Configuration Example

This example configures a 3-provider failover chain: OpenAI GPT-4o → Mistral Large → Mistral Small.

Step 1: Define Kubernetes Resources

ExternalName Services
Secrets
Chat Completion Middlewares

external-services.yaml
apiVersion: v1
kind: Service
metadata:
  name: openai-external
  namespace: ai-failover
spec:
  type: ExternalName
  externalName: api.openai.com
  ports:
    - port: 443
      targetPort: 443
---
apiVersion: v1
kind: Service
metadata:
  name: mistral-external
  namespace: ai-failover
spec:
  type: ExternalName
  externalName: api.mistral.ai
  ports:
    - port: 443
      targetPort: 443
---
apiVersion: v1
kind: Service
metadata:
  name: mistral-small-external
  namespace: ai-failover
spec:
  type: ExternalName
  externalName: api.mistral.ai
  ports:
    - port: 443
      targetPort: 443

secrets.yaml
apiVersion: v1
kind: Secret
metadata:
  name: openai-key
  namespace: ai-failover
type: Opaque
data:
  token: <base64-encoded-openai-api-key>
---
apiVersion: v1
kind: Secret
metadata:
  name: mistral-key
  namespace: ai-failover
type: Opaque
data:
  token: <base64-encoded-mistral-api-key>

chat-completion-middlewares.yaml
apiVersion: traefik.io/v1alpha1
kind: Middleware
metadata:
  name: chatcompletion-gpt4o
  namespace: ai-failover
spec:
  plugin:
    chat-completion:
      token: urn:k8s:secret:openai-key:token
      model: gpt-4o
      allowModelOverride: false
      allowParamsOverride: true
      params:
        temperature: 1
        topP: 1
        maxTokens: 2048
---
apiVersion: traefik.io/v1alpha1
kind: Middleware
metadata:
  name: chatcompletion-mistral-large
  namespace: ai-failover
spec:
  plugin:
    chat-completion:
      token: urn:k8s:secret:mistral-key:token
      model: mistral-large-latest
      allowModelOverride: false
      allowParamsOverride: true
      params:
        temperature: 1
        topP: 1
        maxTokens: 2048
---
apiVersion: traefik.io/v1alpha1
kind: Middleware
metadata:
  name: chatcompletion-mistral-small
  namespace: ai-failover
spec:
  plugin:
    chat-completion:
      token: urn:k8s:secret:mistral-key:token
      model: mistral-small-latest
      allowModelOverride: false
      allowParamsOverride: true
      params:
        temperature: 1
        topP: 1
        maxTokens: 2048

Step 2: Configure the Failover Chain

Create nested TraefikService resources that define the failover order. Each backend attaches its own chat-completion middleware so model selection, token injection, and metrics work independently per provider.

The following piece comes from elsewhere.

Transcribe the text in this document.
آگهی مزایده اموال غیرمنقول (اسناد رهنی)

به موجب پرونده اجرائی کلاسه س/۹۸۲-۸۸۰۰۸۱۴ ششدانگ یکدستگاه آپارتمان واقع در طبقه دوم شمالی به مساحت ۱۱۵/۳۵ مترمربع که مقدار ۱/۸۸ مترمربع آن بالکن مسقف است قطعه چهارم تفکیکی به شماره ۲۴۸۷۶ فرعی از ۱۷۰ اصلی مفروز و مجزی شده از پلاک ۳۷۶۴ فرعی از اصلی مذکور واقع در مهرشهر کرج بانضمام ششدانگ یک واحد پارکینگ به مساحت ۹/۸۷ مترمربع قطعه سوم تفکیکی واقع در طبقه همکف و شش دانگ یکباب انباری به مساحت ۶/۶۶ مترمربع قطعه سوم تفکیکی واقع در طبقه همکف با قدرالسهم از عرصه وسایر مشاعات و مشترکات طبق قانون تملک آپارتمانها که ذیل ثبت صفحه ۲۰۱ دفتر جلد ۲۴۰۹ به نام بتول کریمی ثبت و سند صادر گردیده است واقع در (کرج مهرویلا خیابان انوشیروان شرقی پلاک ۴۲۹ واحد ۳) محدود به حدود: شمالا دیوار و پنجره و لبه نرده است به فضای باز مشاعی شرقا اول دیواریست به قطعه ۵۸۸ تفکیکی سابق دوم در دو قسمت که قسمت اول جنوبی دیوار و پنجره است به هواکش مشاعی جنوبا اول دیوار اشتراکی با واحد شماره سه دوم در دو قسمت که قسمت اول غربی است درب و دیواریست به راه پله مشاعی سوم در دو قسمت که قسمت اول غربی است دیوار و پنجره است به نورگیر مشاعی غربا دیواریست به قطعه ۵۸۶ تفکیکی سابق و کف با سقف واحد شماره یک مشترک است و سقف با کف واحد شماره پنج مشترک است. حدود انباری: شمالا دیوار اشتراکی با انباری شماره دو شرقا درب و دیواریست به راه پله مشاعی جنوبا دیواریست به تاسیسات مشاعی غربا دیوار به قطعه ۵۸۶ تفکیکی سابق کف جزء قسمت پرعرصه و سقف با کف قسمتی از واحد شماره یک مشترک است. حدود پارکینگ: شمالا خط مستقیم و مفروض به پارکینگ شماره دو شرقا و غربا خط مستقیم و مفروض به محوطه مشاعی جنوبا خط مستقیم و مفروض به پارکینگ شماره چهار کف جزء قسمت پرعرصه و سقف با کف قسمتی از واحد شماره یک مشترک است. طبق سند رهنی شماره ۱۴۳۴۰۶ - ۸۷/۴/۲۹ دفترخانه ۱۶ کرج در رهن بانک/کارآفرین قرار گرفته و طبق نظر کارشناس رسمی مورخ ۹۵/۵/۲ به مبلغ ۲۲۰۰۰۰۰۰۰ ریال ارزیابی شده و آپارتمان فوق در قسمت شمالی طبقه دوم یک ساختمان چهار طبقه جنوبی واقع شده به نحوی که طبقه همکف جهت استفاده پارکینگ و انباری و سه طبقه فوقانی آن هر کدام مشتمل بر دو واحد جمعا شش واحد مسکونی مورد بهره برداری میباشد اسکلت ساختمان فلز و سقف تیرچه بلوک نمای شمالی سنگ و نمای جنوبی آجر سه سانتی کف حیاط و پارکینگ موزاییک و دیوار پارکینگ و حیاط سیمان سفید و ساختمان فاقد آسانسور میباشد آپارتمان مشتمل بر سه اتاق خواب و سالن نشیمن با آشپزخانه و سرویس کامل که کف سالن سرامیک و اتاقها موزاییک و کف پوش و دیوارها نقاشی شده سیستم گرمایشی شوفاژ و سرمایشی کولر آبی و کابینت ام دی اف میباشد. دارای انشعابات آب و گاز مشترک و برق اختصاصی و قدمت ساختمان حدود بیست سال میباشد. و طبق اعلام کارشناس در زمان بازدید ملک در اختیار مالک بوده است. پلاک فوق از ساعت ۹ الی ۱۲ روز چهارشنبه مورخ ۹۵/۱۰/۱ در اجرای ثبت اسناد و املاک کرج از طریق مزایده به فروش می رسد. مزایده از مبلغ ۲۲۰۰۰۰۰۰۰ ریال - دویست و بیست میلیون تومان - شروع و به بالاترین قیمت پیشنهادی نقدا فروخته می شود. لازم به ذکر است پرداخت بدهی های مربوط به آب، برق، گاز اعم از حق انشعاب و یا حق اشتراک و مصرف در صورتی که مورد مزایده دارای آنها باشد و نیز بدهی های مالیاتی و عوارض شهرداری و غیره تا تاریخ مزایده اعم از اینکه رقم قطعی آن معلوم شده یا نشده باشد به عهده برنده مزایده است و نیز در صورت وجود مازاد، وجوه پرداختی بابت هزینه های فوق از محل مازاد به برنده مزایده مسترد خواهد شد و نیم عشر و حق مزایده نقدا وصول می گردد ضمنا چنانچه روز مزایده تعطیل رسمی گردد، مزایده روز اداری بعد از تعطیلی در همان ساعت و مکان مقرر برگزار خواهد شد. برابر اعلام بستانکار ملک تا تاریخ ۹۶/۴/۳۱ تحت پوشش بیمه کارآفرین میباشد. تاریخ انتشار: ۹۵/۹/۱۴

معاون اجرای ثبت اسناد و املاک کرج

failover-traefik-services.yaml
# Top-level failover: OpenAI GPT-4o → secondary failover
apiVersion: traefik.io/v1alpha1
kind: TraefikService
metadata:
  name: failover-primary
  namespace: ai-failover
spec:
  failover:
    service:
      name: openai-external
      port: 443
      middlewares:
        - name: chatcompletion-gpt4o
    fallback:
      name: failover-secondary
      kind: TraefikService
    errors:
      status:
        - "429"
        - "500-504"
      maxRequestBodyBytes: 2097152
---
# Secondary failover: Mistral Large → Mistral Small
apiVersion: traefik.io/v1alpha1
kind: TraefikService
metadata:
  name: failover-secondary
  namespace: ai-failover
spec:
  failover:
    service:
      name: mistral-external
      port: 443
      middlewares:
        - name: chatcompletion-mistral-large
    fallback:
      name: mistral-small-external
      port: 443
      middlewares:
        - name: chatcompletion-mistral-small
    errors:
      status:
        - "429"
        - "500-504"
      maxRequestBodyBytes: 2097152

Step 3: Configure the IngressRoute

Route traffic to the failover chain by referencing the top-level TraefikService:

ingressroute.yaml
apiVersion: traefik.io/v1alpha1
kind: IngressRoute
metadata:
  name: ai-failover
  namespace: ai-failover
spec:
  entryPoints:
    - websecure
  routes:
    - kind: Rule
      match: Host(`ai.example.com`) && Path(`/v1/chat/completions`)
      services:
        - name: failover-primary
          kind: TraefikService
  tls: {}

Path Rewriting for Custom Routes

This example routes requests to /v1/chat/completions, which is the standard path for OpenAI and Mistral chat completion endpoints.

If you want to expose the failover service on a different path (for example, PathPrefix(/api/ai)), you should attach a path rewrite middleware to each service in the failover chain. This ensures the backend providers receive requests at their expected paths.

For example, add a replacePathRegex middleware to rewrite /api/ai/* to /v1/chat/completions and attach it to the service-level middlewares field alongside the chat-completion middleware. See the NVIDIA NIMs Integration guide for a complete path rewriting example.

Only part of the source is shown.